Phew. Siri, try talking inanely about the war for 20 minutes while you gauge whether your client is completely batty or just quaintly eccentric.
We already compete with unregulated advisers, successive governments who allow lawyer-bashing to become a national sport, and a regulatory structure that is simultaneously laughable and horrifying. Now we are confronted by the likes of whip-smart Joshua Browder – friend to the people who can’t be asked to pay for parking – and the evergreen Richard ‘I told you so’ Susskind, who pops up every five years to tell us what is happening next in the UK (clue, it happened last year in the US).
Yes, I can be dismissed as a pieceworker sneering at the Jacquard loom. Denigrating the future is easy. It is forgetting the past which could, however, prove more painful. While I can see the argument for fewer lawyers being attractive (see above – national sport), ought we to abandon the human touch so readily? Where will the real lawyers be who turn out to make house calls when a Siri lawyer is not available because Wi-Fi does not reach the client or the software for Siri 2.0 is not compatible with the original Siri? There is more virtue in reality than, er, virtual reality.

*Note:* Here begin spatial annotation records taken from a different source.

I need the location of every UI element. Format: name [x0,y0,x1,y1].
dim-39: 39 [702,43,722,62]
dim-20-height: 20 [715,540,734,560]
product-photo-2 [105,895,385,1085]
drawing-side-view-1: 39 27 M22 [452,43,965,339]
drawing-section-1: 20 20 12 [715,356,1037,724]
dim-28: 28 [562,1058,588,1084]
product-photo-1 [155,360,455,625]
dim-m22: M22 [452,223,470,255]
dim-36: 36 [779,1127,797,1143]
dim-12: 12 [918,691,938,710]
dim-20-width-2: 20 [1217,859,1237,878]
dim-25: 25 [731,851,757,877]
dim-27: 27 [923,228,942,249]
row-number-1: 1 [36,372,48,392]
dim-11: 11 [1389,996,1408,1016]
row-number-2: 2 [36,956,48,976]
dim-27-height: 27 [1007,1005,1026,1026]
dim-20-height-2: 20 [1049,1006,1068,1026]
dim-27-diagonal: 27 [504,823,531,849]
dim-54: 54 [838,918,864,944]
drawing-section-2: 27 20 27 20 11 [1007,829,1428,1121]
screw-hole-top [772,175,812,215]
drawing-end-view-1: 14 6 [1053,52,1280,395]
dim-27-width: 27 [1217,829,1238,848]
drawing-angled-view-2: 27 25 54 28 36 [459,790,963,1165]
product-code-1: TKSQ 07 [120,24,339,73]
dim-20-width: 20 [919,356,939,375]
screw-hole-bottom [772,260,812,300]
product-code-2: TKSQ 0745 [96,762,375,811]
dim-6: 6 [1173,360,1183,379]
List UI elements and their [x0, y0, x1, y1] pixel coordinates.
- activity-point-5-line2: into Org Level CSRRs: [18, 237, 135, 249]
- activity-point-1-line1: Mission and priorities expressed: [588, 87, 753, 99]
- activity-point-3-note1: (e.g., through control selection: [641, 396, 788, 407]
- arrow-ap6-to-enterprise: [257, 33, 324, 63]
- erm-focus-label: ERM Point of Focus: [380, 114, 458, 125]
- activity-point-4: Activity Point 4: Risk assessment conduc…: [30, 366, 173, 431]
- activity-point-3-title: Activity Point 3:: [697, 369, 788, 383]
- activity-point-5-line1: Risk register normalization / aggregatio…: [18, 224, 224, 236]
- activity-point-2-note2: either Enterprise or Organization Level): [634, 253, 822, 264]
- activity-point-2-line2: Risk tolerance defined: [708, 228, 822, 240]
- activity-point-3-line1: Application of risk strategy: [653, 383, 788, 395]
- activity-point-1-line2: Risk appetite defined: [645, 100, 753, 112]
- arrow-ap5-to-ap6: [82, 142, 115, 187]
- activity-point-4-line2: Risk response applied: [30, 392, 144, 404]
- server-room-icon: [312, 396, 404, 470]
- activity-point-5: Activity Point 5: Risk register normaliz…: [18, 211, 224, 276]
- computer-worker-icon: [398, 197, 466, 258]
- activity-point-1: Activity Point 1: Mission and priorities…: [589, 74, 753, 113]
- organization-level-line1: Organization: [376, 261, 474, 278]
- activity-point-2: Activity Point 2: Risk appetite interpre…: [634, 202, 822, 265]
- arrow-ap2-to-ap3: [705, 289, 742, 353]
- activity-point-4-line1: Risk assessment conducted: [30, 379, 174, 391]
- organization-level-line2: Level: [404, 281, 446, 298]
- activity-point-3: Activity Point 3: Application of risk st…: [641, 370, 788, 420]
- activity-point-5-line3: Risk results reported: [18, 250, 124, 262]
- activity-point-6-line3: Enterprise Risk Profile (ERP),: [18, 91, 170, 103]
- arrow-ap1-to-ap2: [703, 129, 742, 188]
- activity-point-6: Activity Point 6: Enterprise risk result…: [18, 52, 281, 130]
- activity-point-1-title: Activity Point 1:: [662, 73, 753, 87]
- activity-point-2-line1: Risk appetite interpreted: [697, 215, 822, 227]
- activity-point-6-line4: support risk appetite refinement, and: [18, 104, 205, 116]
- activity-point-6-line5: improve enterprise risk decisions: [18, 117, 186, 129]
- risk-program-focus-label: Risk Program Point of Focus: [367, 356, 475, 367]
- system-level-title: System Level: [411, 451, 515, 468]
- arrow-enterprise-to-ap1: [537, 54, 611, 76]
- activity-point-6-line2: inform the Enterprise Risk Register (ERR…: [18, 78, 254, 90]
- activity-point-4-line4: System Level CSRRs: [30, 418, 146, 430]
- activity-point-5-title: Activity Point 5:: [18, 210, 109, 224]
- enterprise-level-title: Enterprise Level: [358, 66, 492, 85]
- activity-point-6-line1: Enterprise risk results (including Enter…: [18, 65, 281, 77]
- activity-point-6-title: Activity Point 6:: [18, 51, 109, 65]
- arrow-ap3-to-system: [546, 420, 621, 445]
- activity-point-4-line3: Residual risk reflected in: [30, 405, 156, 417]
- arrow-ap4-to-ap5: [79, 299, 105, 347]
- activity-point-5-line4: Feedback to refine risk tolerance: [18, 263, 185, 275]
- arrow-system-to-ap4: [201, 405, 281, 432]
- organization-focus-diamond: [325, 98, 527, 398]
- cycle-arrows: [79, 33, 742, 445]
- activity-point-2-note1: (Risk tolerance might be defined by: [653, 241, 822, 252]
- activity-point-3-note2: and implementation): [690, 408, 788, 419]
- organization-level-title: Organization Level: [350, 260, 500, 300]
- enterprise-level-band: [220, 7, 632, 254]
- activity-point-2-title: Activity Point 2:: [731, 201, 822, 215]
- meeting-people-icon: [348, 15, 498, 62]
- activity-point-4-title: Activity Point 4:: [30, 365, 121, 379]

I have met one or two Sheldon Cooper types practising as solicitors (if you do not get the reference you just have to think of the Terminator without the pathological need to kill people) but they are harmless enough. Sure, Josh, you can make anything human into an algorithm but there is no context, no colour and certainly no emotion behind any outcome. Some might think that is right. Others call it lifeless.
Now, where did I put that messy divorce paperwork?